Thursday, May 2, 2013

I believe in a thing called love

As a behavioral neuroscientist, the bulk of my scientific data comes directly from the actions of animals. My experience thus far is predominantly from my graduate training in preclinical traumatic brain injury with rats. The tasks I perform with the animals can be as hands-off as activity monitoring (a motor and anxiety measure where the subject is simply placed into a box) or as intimate as forelimb placing (significantly restraining the animal and moving them about a plexiglass plate to stimulate their whiskers to examine reflexes). Despite the 'intimacy' of the task, handling and becoming familiar with the animals is a standard practice before using animals in a study, although its implementation differs wildly across researchers and is seldom mentioned in Methods sections.

The primary goal of handling is to make the animals familiar enough with the handler/researcher that they can satisfactorily perform the behavioral tasks that will be asked of them. At first, this means acquainting the animal with simply being touched, as many animals sit in tiny boxes without social stimulation of any kind as they await use in a study.
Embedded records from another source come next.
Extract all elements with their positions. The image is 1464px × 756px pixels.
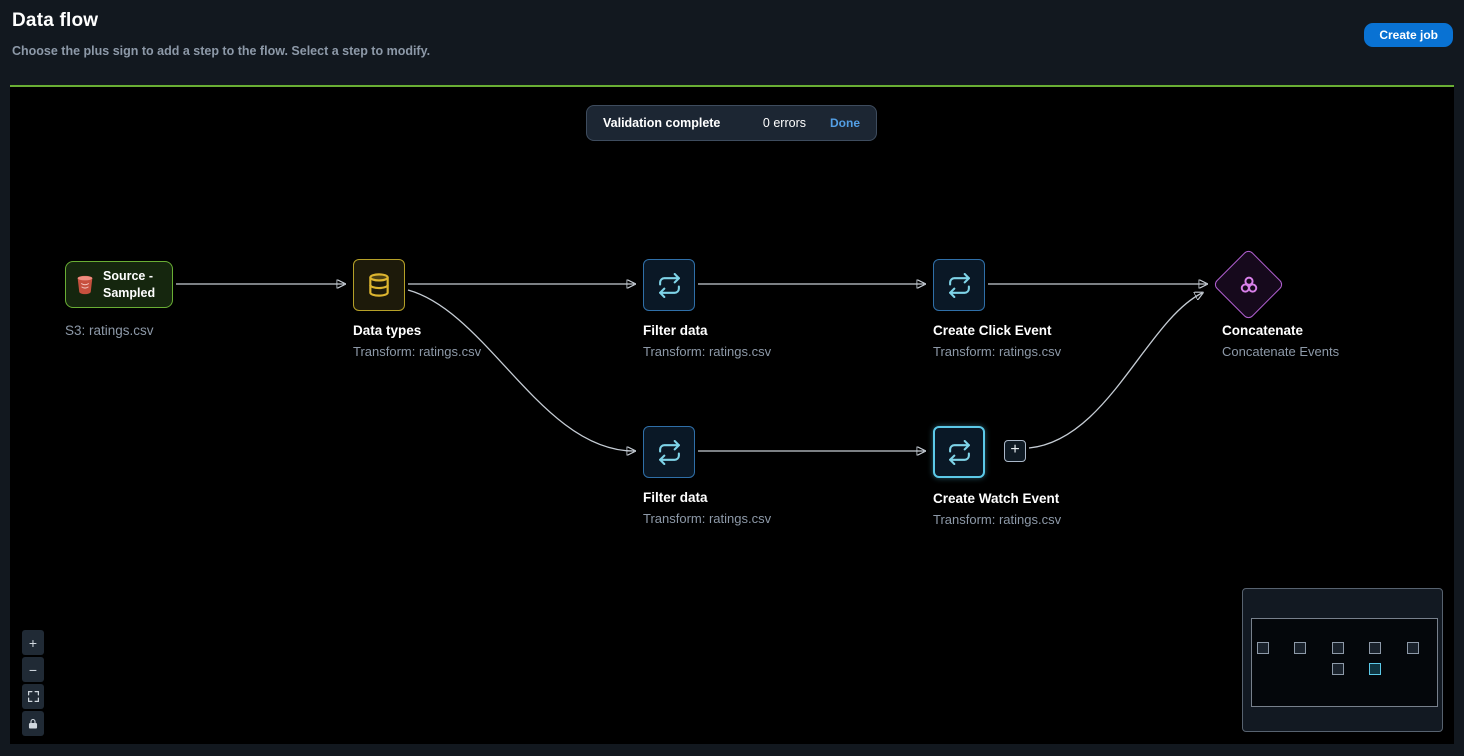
node-subtitle: Transform: ratings.csv bbox=[643, 511, 772, 526]
source-node-label: Source - Sampled bbox=[103, 269, 156, 300]
flow-edges bbox=[176, 87, 1454, 744]
filter-bottom-caption: Filter data Transform: ratings.csv bbox=[643, 490, 771, 526]
header: Data flow Choose the plus sign to add a … bbox=[0, 0, 1464, 85]
page-title: Data flow bbox=[12, 10, 99, 31]
source-caption: S3: ratings.csv bbox=[65, 323, 154, 338]
flow-edge bbox=[407, 289, 634, 451]
filter-top-caption: Filter data Transform: ratings.csv bbox=[643, 323, 771, 359]
page-subtitle: Choose the plus sign to add a step to th… bbox=[12, 44, 431, 58]
minimap-node bbox=[1369, 642, 1381, 654]
node-subtitle: Concatenate Events bbox=[1222, 344, 1340, 359]
zoom-in-button[interactable]: + bbox=[22, 630, 44, 655]
lock-icon bbox=[27, 718, 39, 730]
fit-view-button[interactable] bbox=[22, 684, 44, 709]
zoom-controls: + − bbox=[22, 630, 44, 736]
click-event-caption: Create Click Event Transform: ratings.cs… bbox=[933, 323, 1061, 359]
node-subtitle: Transform: ratings.csv bbox=[933, 344, 1062, 359]
node-title: Create Watch Event bbox=[933, 491, 1060, 506]
node-title: Concatenate bbox=[1222, 323, 1304, 338]
lock-button[interactable] bbox=[22, 711, 44, 736]
transform-cycle-icon bbox=[657, 439, 682, 465]
validation-done-link[interactable]: Done bbox=[830, 116, 860, 130]
zoom-out-button[interactable]: − bbox=[22, 657, 44, 682]
minimap-viewport[interactable] bbox=[1251, 618, 1438, 707]
minimap-node bbox=[1294, 642, 1306, 654]
source-caption-text: S3: ratings.csv bbox=[65, 323, 154, 338]
fit-view-icon bbox=[27, 690, 40, 703]
node-filter-data-top[interactable] bbox=[643, 259, 695, 311]
minimap-node-selected bbox=[1369, 663, 1381, 675]
minimap-node bbox=[1332, 642, 1344, 654]
data-types-caption: Data types Transform: ratings.csv bbox=[353, 323, 481, 359]
minimap-node bbox=[1257, 642, 1269, 654]
node-create-watch-event[interactable] bbox=[933, 426, 985, 478]
node-title: Create Click Event bbox=[933, 323, 1052, 338]
add-step-button[interactable]: + bbox=[1004, 440, 1026, 462]
minimap-node bbox=[1407, 642, 1419, 654]
validation-message: Validation complete bbox=[603, 116, 721, 130]
s3-bucket-icon bbox=[74, 274, 96, 296]
transform-cycle-icon bbox=[657, 272, 682, 298]
validation-error-count: 0 errors bbox=[762, 116, 806, 130]
validation-toast: Validation complete 0 errors Done bbox=[586, 105, 877, 141]
node-title: Filter data bbox=[643, 323, 708, 338]
transform-cycle-icon bbox=[947, 272, 972, 298]
minimap-node bbox=[1332, 663, 1344, 675]
transform-cycle-icon bbox=[947, 439, 972, 465]
node-subtitle: Transform: ratings.csv bbox=[643, 344, 772, 359]
flow-canvas[interactable]: Validation complete 0 errors Done Source… bbox=[10, 85, 1454, 744]
concatenate-caption: Concatenate Concatenate Events bbox=[1222, 323, 1339, 359]
minimap[interactable] bbox=[1242, 588, 1443, 732]
watch-event-caption: Create Watch Event Transform: ratings.cs… bbox=[933, 491, 1061, 527]
flow-edge bbox=[1028, 293, 1202, 449]
node-title: Filter data bbox=[643, 490, 708, 505]
node-subtitle: Transform: ratings.csv bbox=[353, 344, 482, 359]
node-create-click-event[interactable] bbox=[933, 259, 985, 311]
node-filter-data-bottom[interactable] bbox=[643, 426, 695, 478]
node-source[interactable]: Source - Sampled bbox=[65, 261, 173, 308]
create-job-button[interactable]: Create job bbox=[1364, 23, 1453, 47]
node-subtitle: Transform: ratings.csv bbox=[933, 512, 1062, 527]
node-data-types[interactable] bbox=[353, 259, 405, 311]
node-title: Data types bbox=[353, 323, 422, 338]
database-icon bbox=[366, 272, 392, 298]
Later, handling can mean manipulating the hands and feet of the animal, or even getting them used to being held in one's arms. 

But when I first started working with rodents, I was told not to get too emotionally close to the animals. "Don't get attached," was uttered on dozens of occasions by lab members at every level of training. Indeed, the practice of endearingly naming one's subjects is usually the sign that one isn't long for the scientist career.
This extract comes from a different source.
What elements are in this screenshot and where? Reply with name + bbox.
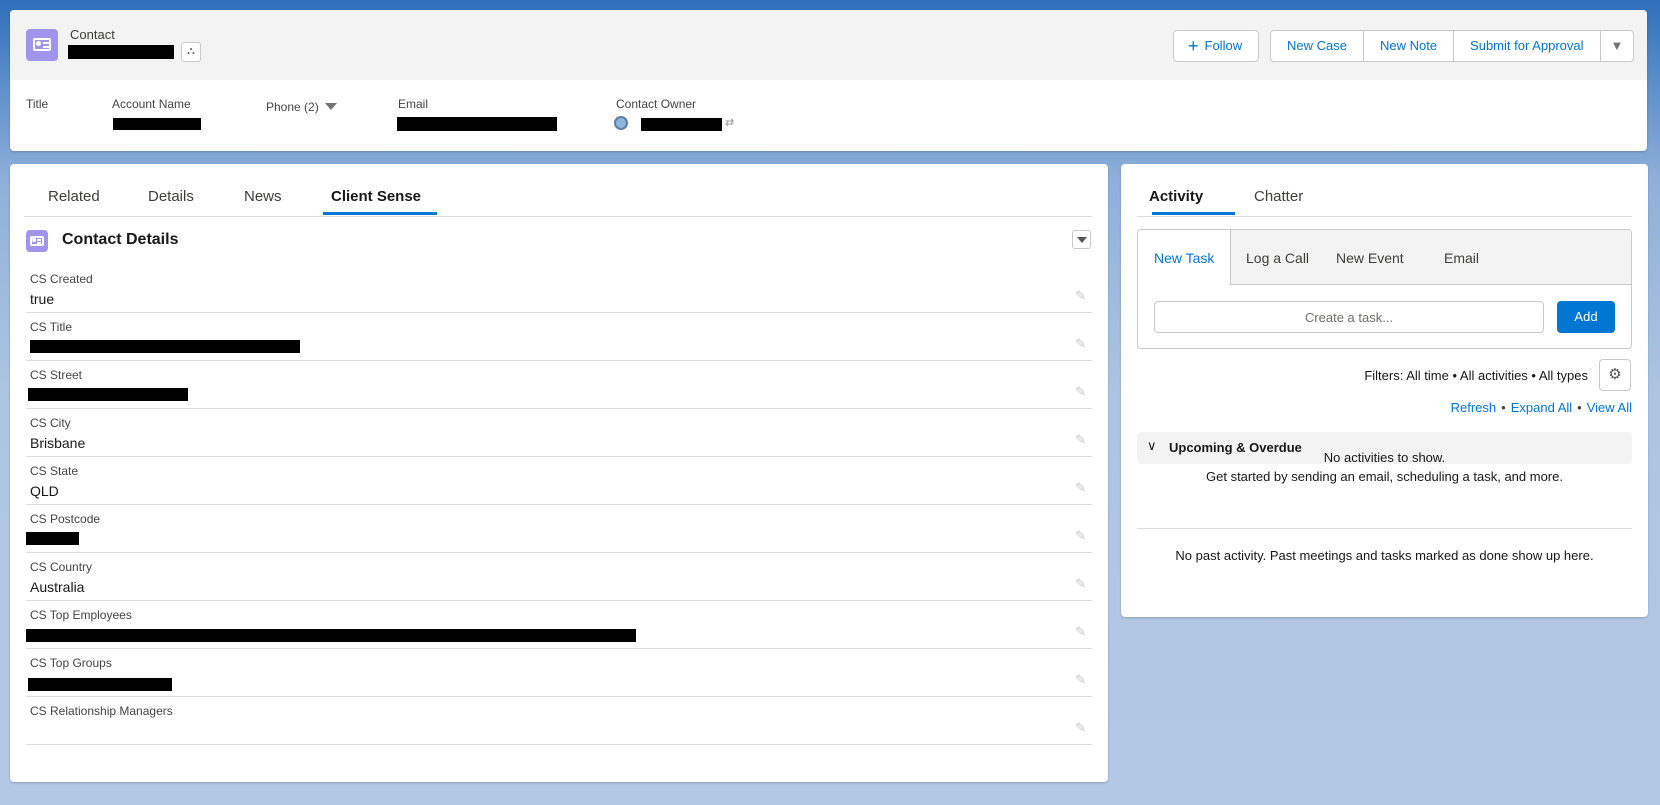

Sure enough, I named one of my first subjects, a female retired breeder, because of her insatiably sweet yet voraciously intelligent behavior. Sure, "Number Seven" sung in a baby voice isn't a name by the strictest definition since its true label was AS-7, but I loved this animal. Just as everyone had told me not to do. When the day came to sacrifice the animal, my first on my own, I tried to hide how difficult it was for me. I shut the door after I was finally able to administer the euthanasia agent. I shut the door and I cried as I watched the animal die.

It would be almost three more years before I would bestow nicknames on animals again. But this time, I'm much more conscious of what that endearment means. Since then, I have been passionate - nay, outspoken - about how important it is to treat these precious animals with care, rather than data-producing meat sacks. When given the opportunity with my postdoctoral position, I was quick to insist that basic animal care include more enrichment items (for example, we now use nestlets and paper mouse houses). I insist that animals are never singly housed, unless necessitated by health concerns.

I fear that the dire need to produce research littered with p-values below .05, we forget that science should be the pursuit of truth. If our animals are truly modeling the human phenomena, we need to commit to that by treating them as preciously. Anything less is a conscious disassociation with sufficiently rigorous research. Why do some researchers forgo enrichment items for their animal subjects? Because the improvement of the reprehensibly impoverished environment is sufficient to endanger hopeful significant differences among experimental groups.

Scientists shouldn't be so afraid to not find significant differences that they allow subpar care of their animal subjects. I dream about a science that embraces and supports good, rigorous, and creative work. I also dream about manuscripts that write themselves. Sigh... another day, another day.